Obama referred to that period of his life in an interview and discussed the effect it had on his politics. “There is no doubt that what I retained … The only way my life makes sense is if, regardless of culture, race, religion, tribe, there is this commonality, these essential human truths and passions and hopes and moral precepts that are universal … So that is the core of who I am.”
He had lived many places, but never felt at home
Genevieve Cook realized in her first conversation with Obama just how similar the two were. Little did she know they’d have a whirlwind romance.
According to Vanity Fair, the two met at a Christmas party in the East Village in 1983. The two had a significant amount in common. Both lived in Indonesia for periods of their childhood, both had lived in many places, and neither had ever felt at home in one of them. “They talked nonstop, moving from one subject to another, sharing an intense and immediate affinity, enthralled by the randomness of their meeting and how much they had in common.”
He used to pronounce his name differently
Cook and Obama began their relationship, “the deepest … of his young life,” six months after he’d graduated from Columbia. She called him Bahr-ruck, “with the accent on the first syllable, and a trill of the r’s.”
While it’s unclear if Obama preferred this pronunciation, she said that is how he pronounced it himself — at least when talking to her. Anglophile Kenyans pronounce it Bear-ick, and the American public knew him as President Buh-rock Obama.
He hated his first job
Cook’s diary revealed Obama’s dislike of one of his first jobs as a junior employee at Business International, or “B.I.” Obama’s duties included researching and writing reports to assist the company in updating newsletters for corporations engaged in international business.

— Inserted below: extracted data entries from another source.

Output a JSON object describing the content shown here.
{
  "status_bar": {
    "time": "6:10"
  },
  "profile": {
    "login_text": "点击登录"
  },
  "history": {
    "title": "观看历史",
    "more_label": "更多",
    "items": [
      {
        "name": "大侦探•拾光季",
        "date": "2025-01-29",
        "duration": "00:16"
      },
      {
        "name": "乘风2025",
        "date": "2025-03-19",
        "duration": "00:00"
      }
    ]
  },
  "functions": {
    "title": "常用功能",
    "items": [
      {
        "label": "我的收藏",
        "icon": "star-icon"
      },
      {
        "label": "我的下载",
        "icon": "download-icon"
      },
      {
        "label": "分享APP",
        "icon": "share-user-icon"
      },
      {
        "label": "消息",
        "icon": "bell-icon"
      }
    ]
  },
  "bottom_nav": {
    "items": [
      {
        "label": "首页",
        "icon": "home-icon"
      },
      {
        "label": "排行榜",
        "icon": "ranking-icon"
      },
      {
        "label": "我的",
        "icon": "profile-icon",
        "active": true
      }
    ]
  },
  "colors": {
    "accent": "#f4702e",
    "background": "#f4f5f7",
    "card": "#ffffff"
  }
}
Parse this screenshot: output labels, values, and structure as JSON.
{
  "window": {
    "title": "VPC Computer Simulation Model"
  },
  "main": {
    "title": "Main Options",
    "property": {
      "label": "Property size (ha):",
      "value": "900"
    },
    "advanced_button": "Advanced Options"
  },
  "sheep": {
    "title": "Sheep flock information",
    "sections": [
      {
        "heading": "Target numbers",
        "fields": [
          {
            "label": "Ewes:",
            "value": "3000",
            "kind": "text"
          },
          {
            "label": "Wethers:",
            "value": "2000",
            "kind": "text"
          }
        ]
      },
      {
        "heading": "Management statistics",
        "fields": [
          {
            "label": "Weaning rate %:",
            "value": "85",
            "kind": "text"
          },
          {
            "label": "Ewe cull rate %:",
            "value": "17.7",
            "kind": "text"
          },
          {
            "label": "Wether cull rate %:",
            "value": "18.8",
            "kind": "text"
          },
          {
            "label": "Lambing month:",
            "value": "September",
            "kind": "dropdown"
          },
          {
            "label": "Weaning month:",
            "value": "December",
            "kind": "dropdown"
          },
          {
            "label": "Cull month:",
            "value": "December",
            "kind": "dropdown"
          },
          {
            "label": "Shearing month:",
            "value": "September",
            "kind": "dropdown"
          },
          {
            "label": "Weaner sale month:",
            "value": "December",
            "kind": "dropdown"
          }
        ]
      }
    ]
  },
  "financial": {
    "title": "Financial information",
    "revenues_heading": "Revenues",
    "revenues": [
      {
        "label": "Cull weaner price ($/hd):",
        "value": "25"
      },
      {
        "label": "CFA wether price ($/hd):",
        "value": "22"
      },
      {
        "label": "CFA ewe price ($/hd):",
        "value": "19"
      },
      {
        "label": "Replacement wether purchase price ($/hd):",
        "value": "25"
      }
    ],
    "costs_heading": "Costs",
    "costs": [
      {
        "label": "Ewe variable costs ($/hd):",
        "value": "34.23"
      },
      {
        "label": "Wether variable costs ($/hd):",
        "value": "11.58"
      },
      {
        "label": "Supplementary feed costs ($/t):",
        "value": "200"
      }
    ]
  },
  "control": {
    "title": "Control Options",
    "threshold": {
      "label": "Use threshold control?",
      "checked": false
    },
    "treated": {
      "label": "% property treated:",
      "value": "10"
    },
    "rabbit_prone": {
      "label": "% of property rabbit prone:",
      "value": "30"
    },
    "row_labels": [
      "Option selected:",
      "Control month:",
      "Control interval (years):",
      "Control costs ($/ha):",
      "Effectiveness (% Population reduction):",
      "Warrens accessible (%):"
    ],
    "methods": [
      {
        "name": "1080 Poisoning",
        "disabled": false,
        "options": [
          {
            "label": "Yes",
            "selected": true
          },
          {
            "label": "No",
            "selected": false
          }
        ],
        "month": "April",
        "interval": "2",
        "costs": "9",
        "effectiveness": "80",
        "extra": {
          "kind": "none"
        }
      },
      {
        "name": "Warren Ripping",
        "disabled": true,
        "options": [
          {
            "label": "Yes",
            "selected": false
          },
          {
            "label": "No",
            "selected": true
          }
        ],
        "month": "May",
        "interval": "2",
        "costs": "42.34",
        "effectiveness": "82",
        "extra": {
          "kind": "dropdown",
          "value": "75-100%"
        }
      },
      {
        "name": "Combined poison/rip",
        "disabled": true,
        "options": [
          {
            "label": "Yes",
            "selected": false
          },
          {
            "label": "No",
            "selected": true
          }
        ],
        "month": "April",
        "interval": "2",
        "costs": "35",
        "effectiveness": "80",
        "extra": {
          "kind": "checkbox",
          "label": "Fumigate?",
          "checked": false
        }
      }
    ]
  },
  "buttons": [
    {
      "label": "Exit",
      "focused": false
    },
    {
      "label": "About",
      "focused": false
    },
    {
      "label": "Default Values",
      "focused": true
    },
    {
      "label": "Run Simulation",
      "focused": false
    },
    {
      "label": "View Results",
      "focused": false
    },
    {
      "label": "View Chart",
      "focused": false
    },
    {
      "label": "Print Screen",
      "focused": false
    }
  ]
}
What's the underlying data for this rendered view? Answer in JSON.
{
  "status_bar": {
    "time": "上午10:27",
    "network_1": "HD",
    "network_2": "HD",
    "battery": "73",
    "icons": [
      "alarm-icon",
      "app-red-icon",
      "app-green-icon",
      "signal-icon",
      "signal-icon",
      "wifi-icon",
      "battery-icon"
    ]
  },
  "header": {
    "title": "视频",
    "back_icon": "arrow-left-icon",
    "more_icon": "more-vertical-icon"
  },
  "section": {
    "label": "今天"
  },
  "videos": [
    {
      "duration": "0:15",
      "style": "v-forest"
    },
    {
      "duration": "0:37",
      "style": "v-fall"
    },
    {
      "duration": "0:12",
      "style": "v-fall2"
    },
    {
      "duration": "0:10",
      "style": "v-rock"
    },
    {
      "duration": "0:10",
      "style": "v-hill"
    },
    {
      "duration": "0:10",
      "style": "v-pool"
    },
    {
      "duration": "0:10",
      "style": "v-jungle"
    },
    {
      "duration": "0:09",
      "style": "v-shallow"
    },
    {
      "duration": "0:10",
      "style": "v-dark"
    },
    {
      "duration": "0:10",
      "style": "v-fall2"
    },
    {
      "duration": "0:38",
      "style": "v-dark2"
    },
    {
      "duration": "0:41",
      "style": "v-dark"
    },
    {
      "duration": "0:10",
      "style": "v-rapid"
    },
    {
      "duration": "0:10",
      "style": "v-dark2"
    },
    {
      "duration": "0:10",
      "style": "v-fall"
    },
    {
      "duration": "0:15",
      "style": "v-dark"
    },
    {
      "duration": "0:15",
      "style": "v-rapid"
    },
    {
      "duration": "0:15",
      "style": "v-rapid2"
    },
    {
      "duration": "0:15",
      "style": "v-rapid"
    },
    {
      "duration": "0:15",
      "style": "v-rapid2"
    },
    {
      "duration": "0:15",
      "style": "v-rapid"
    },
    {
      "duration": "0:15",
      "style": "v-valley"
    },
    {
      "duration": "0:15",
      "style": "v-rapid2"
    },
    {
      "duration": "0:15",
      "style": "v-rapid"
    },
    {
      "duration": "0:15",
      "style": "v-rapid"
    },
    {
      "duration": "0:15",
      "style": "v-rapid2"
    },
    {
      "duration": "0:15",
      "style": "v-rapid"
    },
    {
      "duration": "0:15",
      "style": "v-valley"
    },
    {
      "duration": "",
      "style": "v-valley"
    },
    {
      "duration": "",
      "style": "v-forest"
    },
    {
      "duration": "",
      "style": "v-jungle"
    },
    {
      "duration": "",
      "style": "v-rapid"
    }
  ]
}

“He talked quite a lot about discontent in a quiet sort of way—balancing the tendency to be always the observer, how to effect change, wanting to get past his antipathy to working at B.I.”
He pushed his mother away
According to one of Cook’s diary entries, Obama may have had a fear of dependency — both of him depending on others and others depending on him. On May 26, 1984, Cook wrote that Obama, “Told me the other night of having pushed his mother away over past 2 years in an effort to extract himself from the role of supporting man in her life – she feels rejected and has withdrawn somewhat.”
Cook iterated her fear that this was an example of Obama’s fear of dependency, both, “his own dependency on me, but also mine on him … He wants to preserve our relationship but either felt or wanted it to be well protected from some sense of immediate involvement.”
He liked to cook
One of Cook and Obama’s first dates included a simple, home-cooked meal and a lot of conversation. “I think maybe he cooked me dinner. Then we went and talked in his bedroom. And then I spent the night. It all felt very inevitable,” Cook wrote in her diary.
The couple spent a lot of time cooking. One of Obama’s favorite dishes to make was a ginger beef dish recipe he’d received from a friend. He also liked to make tuna fish sandwiches like his grandfather had taught him. Cook, inspired by their shared love of both cooking and reading, bought him an early edition of The Joy of Cooking as a gift.
He had a Sunday routine
Cook wrote of a Sunday routine that a young Obama would follow religiously. The routine included a cup of coffee, the New York Times crossword puzzle, and Obama shirtless in a blue and white sarong. He would also indulge in his two “disciplining activities,” writing and running.
Obama’s routine reflects what he’d later do in the White House during his precious, rare alone time. A self-declared “night guy” Obama, as president, would retire to the Treaty Room after dinner with his family. He would work on speeches, look over briefing papers, and read the ten letters from American citizens chosen by his staff. He would also watch ESPN, reads novels, or play Words With Friends on his iPad.